We present a robust and scalable solver for time-harmonic Maxwell's equations for problems with large conductivity contrasts, wide range of frequencies, stretched grids and locally refined meshes. The solver is part of the fully distributed adaptive 3-D electromagnetic modelling scheme which employs the finite element method and unstructured non-conforming hexahedral meshes for spatial discretization using the open-source software deal.II. We use the complex-valued electric field formulation and split it into two real-valued equations for which we utilize an optimal block-diagonal pre-conditioner. Application of this pre-conditioner requires the solution of two smaller real-valued symmetric problems. We solve them by using either a direct solver or the conjugate gradient method pre-conditioned with the recently introduced auxiliary space technique. The auxiliary space pre-conditioner reformulates the original problem in form of several simpler ones, which are then solved using highly efficient algebraic multigrid methods. In this paper, we consider the magnetotelluric case and verify our numerical scheme by using COMMEMI 3-D models. Afterwards, we run a series of numerical experiments and demonstrate that the solver converges in a small number of iterations for a wide frequency range and variable problem sizes.

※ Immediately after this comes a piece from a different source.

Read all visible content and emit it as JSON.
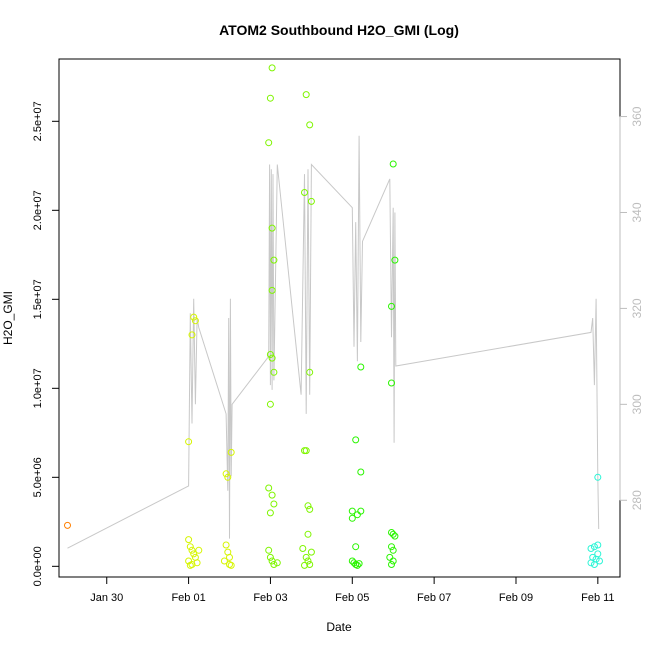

The number of iterations is independent of the problem size, but exhibits a mild dependency on frequency. To test the stability of the method on locally refined meshes, we have implemented a residual-based a posteriori error estimator and compared it with uniform mesh refinement for problems up to 200 million unknowns. We test the scalability of the most time consuming parts of our code and show that they fulfill the strong scaling assumption as long as each MPI process possesses enough degrees of freedom to alleviate communication overburden. Finally, we refer back to a direct solver-based pre-conditioner and analyse its complexity in time. The results show that for multiple right-hand sides the direct solver-based pre-conditioner can still be faster for problems of medium size. On the other hand, it also shows non-linear growth in memory, whereas the auxiliary space method increases only linearly.